Yo pensé en la discriminación laboral de la mujer, mientras mi alter ego (mi polla) lo hacía en meterse dentro de aquel apetecible coño.

—Entre los ancianos repartiremos boletos para que participen en el test. Pedrito el mongol te traerá un par de cajas con números, deberás sacar ante ellos uno para mujeres y otro para hombres. Los que ganen harán el test contigo.

—Ah, no… Yo no me tiro a un vejestorio.

—Cobrarás las horas a precio de extras —me contestó.

—Podríamos dar más oportunidades y que puedan ser cuatro los elegidos —contesté llevado por mi cariño hacia los ancianos.

Ya eran las doce del mediodía, cuando escuché alboroto por el pasillo. Vi a una caterva de veinte ancianos y ancianas casi trotando en dirección al ventanal de demostraciones de mi cubículo. O sea, hacia mí, contra mí.

Algunos llevaban andaderas y avanzaban poco a poco obstaculizando el paso a los demás para hacerse sitio ante el ventanal; pero los más ágiles saltaron por encima de ellos y los adelantaron.

El guía (Jenaro, el encargado de la limpieza de los aseos), les decía algo pero nadie le hacía caso, así que enseguida se perdió para fumarse un cigarro. Lo sé porque se estaba sacando el paquete de tabaco del bolsillo. Soy sagaz.

Y sentí envidia.

A los pocos minutos llegó Pedrito, el mongol (también conocido como síndrome de Down, tengo cultura) que repartía el correo por las distintas áreas y departamentos de la empresa.

— ¡Hola Iconoclazzta! Te traigo lozz numedozz para el zzorteo de loz viejozzz.

— ¿Quieres quedarte? Te dejo que hagas una prueba del smartcondón, cuando llegas al orgasmo envía un estado de felicidad al feisbuk y al tuiter.

—Una mied-da a mí no me guz-ztan laz viejaz. Ademáz, me ha pedido Mad-ga que vaya a folladla porque zu jefe le ha dado el aumento, pedo no la ha dejado a guzto y no quiede maztudbadze zola.

—Pues vete a la mierda, deficiente mental desagradecido.

—Tu puta mad-dre —dijo cerrando la puerta.

Los viejos ya habían ensuciado el cristal con sus babas y estaban ansiosos por saber quien sería el ganador, me mostraban sus boletos agitándolos en las manos y golpeando la ventana con sus miradas pletóricas de ambición y lujuria.

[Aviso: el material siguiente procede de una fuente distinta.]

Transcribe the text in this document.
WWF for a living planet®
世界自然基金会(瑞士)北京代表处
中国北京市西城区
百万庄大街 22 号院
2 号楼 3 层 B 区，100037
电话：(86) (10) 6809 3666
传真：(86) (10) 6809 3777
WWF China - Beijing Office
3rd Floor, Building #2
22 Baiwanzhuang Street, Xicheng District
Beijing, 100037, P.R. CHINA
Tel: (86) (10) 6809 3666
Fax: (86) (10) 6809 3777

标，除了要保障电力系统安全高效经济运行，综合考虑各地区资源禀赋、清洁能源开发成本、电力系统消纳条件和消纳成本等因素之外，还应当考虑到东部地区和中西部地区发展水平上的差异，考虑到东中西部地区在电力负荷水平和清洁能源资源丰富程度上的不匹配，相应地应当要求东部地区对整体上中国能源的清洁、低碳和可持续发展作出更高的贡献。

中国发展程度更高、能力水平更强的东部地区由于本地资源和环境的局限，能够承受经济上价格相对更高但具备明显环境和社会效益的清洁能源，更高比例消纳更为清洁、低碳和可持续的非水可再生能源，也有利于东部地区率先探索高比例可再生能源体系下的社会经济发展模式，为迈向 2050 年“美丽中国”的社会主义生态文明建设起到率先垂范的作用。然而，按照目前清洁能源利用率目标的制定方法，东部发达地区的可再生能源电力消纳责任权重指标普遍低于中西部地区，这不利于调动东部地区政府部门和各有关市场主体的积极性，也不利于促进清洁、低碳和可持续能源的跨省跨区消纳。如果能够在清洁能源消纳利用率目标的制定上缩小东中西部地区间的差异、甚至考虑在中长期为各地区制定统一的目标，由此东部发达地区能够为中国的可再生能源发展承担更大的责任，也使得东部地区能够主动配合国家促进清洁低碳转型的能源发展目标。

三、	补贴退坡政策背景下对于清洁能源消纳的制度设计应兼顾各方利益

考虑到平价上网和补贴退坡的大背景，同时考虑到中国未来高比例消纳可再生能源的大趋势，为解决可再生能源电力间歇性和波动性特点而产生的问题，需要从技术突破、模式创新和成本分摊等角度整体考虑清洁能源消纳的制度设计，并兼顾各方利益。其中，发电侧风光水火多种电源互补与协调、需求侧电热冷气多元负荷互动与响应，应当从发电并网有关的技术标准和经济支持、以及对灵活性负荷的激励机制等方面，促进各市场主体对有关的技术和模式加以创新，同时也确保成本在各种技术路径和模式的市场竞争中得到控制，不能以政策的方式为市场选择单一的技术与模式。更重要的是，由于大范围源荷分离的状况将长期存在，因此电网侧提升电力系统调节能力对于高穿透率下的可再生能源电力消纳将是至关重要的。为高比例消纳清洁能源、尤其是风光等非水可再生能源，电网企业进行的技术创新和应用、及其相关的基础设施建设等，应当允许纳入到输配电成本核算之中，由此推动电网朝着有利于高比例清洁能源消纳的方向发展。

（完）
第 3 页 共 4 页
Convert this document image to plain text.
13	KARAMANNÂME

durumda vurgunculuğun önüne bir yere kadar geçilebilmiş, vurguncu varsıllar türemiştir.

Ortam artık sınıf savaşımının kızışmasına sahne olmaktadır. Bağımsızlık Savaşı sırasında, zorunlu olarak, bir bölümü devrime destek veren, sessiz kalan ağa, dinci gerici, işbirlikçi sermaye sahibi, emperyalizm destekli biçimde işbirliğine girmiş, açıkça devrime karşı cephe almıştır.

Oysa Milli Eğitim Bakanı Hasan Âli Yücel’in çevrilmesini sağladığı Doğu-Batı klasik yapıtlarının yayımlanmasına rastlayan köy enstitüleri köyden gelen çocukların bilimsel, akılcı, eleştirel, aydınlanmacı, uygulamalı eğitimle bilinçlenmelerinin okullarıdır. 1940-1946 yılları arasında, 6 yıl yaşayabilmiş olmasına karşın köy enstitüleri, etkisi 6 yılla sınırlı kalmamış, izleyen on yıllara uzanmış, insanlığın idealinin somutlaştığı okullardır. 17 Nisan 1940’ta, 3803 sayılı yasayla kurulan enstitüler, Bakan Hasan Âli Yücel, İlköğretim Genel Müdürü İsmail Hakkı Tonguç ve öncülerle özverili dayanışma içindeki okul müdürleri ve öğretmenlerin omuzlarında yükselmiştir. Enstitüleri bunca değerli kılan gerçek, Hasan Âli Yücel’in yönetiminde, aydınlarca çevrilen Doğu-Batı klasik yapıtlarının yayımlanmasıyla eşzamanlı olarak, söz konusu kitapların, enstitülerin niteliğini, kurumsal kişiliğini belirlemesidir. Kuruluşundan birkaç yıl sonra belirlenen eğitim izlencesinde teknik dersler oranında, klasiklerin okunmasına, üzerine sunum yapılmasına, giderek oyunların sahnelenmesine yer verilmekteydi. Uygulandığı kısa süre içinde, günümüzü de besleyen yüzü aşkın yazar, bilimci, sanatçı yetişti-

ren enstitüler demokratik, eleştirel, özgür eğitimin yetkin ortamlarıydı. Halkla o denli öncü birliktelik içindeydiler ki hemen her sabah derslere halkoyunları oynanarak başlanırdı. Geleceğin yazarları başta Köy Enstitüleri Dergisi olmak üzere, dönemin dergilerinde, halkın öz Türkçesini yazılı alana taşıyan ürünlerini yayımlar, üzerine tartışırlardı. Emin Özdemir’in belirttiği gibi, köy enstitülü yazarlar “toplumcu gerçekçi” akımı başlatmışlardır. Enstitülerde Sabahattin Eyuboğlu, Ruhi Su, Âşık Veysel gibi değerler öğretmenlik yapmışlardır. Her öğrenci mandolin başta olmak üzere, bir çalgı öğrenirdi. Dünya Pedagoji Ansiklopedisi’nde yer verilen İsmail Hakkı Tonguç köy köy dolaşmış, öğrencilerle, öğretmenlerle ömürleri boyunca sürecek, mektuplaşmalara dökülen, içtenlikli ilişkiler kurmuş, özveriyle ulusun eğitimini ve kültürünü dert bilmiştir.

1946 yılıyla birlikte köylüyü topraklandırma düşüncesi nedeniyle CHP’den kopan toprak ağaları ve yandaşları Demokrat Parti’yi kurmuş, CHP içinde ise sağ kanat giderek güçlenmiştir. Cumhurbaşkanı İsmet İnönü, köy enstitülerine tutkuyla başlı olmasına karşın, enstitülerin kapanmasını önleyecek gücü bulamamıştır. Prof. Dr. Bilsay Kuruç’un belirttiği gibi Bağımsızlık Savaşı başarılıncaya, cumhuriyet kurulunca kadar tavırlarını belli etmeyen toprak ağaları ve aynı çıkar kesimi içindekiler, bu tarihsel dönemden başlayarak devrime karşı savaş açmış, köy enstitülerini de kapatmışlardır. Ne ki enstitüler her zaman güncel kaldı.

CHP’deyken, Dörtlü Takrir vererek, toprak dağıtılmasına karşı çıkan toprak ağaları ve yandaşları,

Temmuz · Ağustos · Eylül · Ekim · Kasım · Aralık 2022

Sentí un vacío en el estómago al sentirme un hombre objeto, una cosa sexual; pero como soy de naturaleza ególatra me quité los pantalones y los calzoncillos y estimulé el pene para que se pusiera erecto ante el público. Todos sudaban, unos por envidia, otros por deseo. Cuando me unté lentamente el pene con lubricante y descubrí mi glande estratégicamente expuesto bajo el foco de la luz para que brillara como una gema, una mujer de unas dos toneladas de peso tuvo una lipotimia y no se cayó al suelo porque estaba apretada por el resto de cuerpos. Supe de su desmayo cuando acabó la demostración, al ver el cuerpo tendido en el suelo; cuando Jenaro el guía les invitó a que continuaran la visita en el departamento de lubricantes. Allí les entregarían a cada uno un tubito promocional que caducó hace cinco años. Los viejos y viejas corrieron como los niños atletas griegos en las efebías delante de un látigo. Incluso la gorda de la lipotimia, pareció querer incorporarse al oír la palabra “obsequio”.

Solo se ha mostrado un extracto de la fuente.